The farmers have suggested that WasteServ moves its plants to other nearby areas, but the waste management agency explained why these areas are unsuitable, either because they are protected under nature laws or because the ground is unsuitable for the construction of heavy plant equipment. It has argued that the new installations need to be built in the vicinity of the Maghtab complex to be viable.

We are usually not ones to side with development, especially if it comes at the cost of rural ground, but in this case, we believe that this project is a must and we cannot delay the process any longer.

The government should ensure that the affected farmers are given fair compensation for the land, as it is a well-known fact that expropriation pay-outs can be unjust.

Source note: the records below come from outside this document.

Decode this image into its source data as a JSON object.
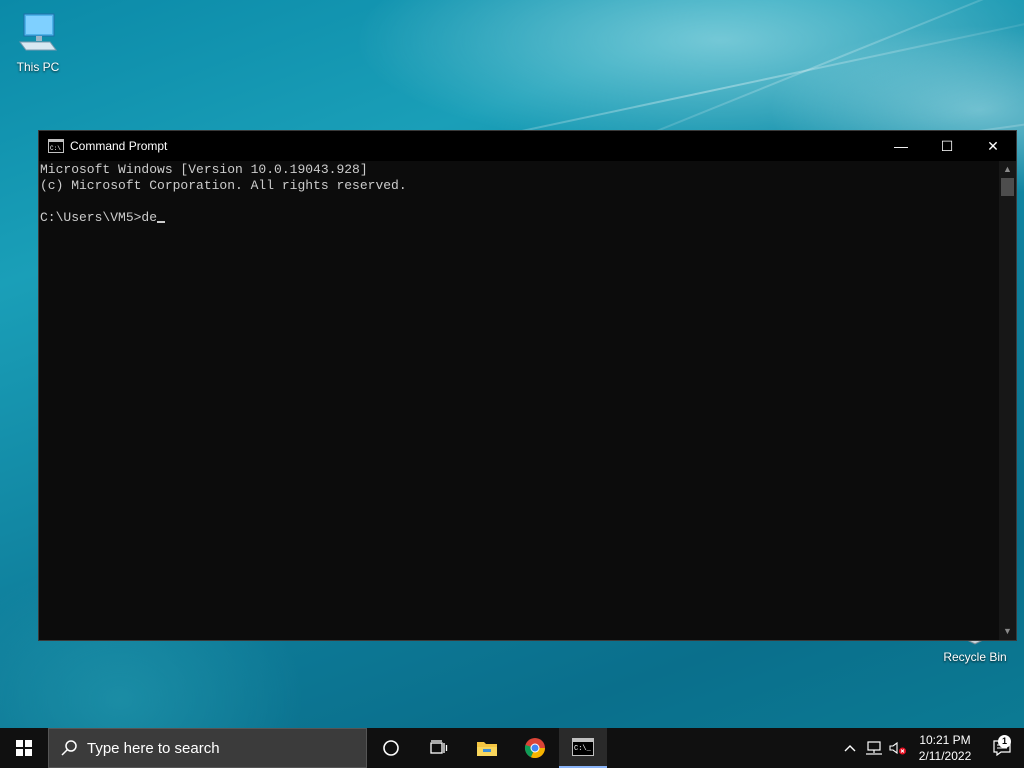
{
  "desktop": {
    "icons": [
      {
        "label": "This PC",
        "icon": "computer-icon"
      },
      {
        "label": "Recycle Bin",
        "icon": "recycle-bin-icon"
      }
    ]
  },
  "window": {
    "title": "Command Prompt",
    "icon": "cmd-icon",
    "controls": {
      "minimize": "—",
      "maximize": "☐",
      "close": "✕"
    },
    "console": {
      "line1": "Microsoft Windows [Version 10.0.19043.928]",
      "line2": "(c) Microsoft Corporation. All rights reserved.",
      "prompt": "C:\\Users\\VM5>",
      "input": "de"
    }
  },
  "taskbar": {
    "search_placeholder": "Type here to search",
    "apps": [
      "start-icon",
      "cortana-icon",
      "task-view-icon",
      "file-explorer-icon",
      "chrome-icon",
      "cmd-icon"
    ],
    "tray": {
      "time": "10:21 PM",
      "date": "2/11/2022",
      "notification_count": "1"
    }
  },
  "colors": {
    "console_bg": "#0c0c0c",
    "console_text": "#cccccc",
    "taskbar_bg": "#101010"
  }
}
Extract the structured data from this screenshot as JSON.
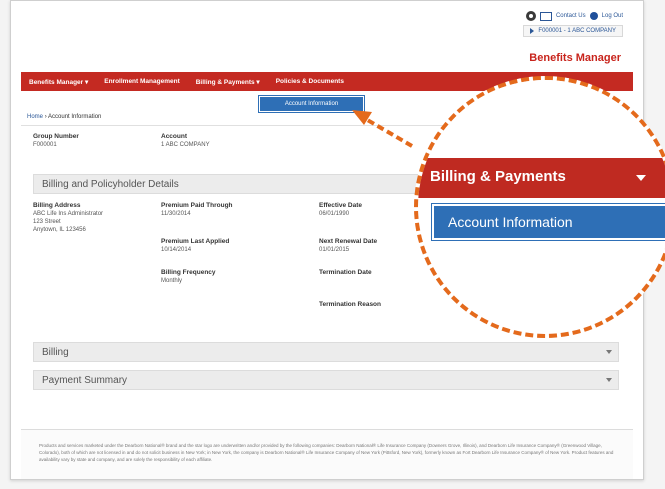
{
  "utility": {
    "contact_label": "Contact Us",
    "logout_label": "Log Out",
    "account_selector": "F000001 - 1 ABC COMPANY"
  },
  "brand": {
    "title": "Benefits Manager"
  },
  "nav": {
    "items": [
      {
        "label": "Benefits Manager ▾"
      },
      {
        "label": "Enrollment Management"
      },
      {
        "label": "Billing & Payments ▾"
      },
      {
        "label": "Policies & Documents"
      }
    ],
    "submenu_label": "Account Information"
  },
  "breadcrumb": {
    "home": "Home",
    "separator": "›",
    "current": "Account Information"
  },
  "summary": {
    "group_label": "Group Number",
    "group_value": "F000001",
    "account_label": "Account",
    "account_value": "1 ABC COMPANY"
  },
  "details": {
    "section_title": "Billing and Policyholder Details",
    "billing_address_label": "Billing Address",
    "billing_address_lines": [
      "ABC Life Ins Administrator",
      "123 Street",
      "Anytown, IL 123456"
    ],
    "premium_paid_label": "Premium Paid Through",
    "premium_paid_value": "11/30/2014",
    "premium_applied_label": "Premium Last Applied",
    "premium_applied_value": "10/14/2014",
    "billing_frequency_label": "Billing Frequency",
    "billing_frequency_value": "Monthly",
    "effective_date_label": "Effective Date",
    "effective_date_value": "06/01/1990",
    "renewal_date_label": "Next Renewal Date",
    "renewal_date_value": "01/01/2015",
    "termination_date_label": "Termination Date",
    "termination_reason_label": "Termination Reason"
  },
  "sections": {
    "billing": "Billing",
    "payment_summary": "Payment Summary"
  },
  "footer": {
    "text": "Products and services marketed under the Dearborn National® brand and the star logo are underwritten and/or provided by the following companies: Dearborn National® Life Insurance Company (Downers Grove, Illinois), and Dearborn Life Insurance Company® (Greenwood Village, Colorado), both of which are not licensed in and do not solicit business in New York; in New York, the company is Dearborn National® Life Insurance Company of New York (Pittsford, New York), formerly known as Fort Dearborn Life Insurance Company® of New York. Product features and availability vary by state and company, and are solely the responsibility of each affiliate."
  },
  "zoom": {
    "menu_label": "Billing & Payments",
    "submenu_label": "Account Information"
  },
  "colors": {
    "nav_red": "#c42a22",
    "submenu_blue": "#2e6fb6",
    "callout_orange": "#e46a1c",
    "brand_red": "#c8241c"
  }
}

A number of farmers have taken the government to court over the issue, and one way of solving this could be to reach an out of court settlement where they are justly compensated.

But the project should go ahead.

Efforts have been made to ensure that the land take-up is minimised, and the project has already been scaled down by 70%. The fact that the effects of the development are being mitigated is something which must be acknowledged.

Furthermore, this is not some real estate project. This is not another Zonqor Point case, where ODZ land was given up to a private operator to set up a money-making business. This is a national project of national importance.

On a delicate subject like this one, government and opposition must work together because, if we fail, we will be failing as a country, not as a party in government.

It will be useless to point fingers if the waste management crisis persists as a result of political bickering.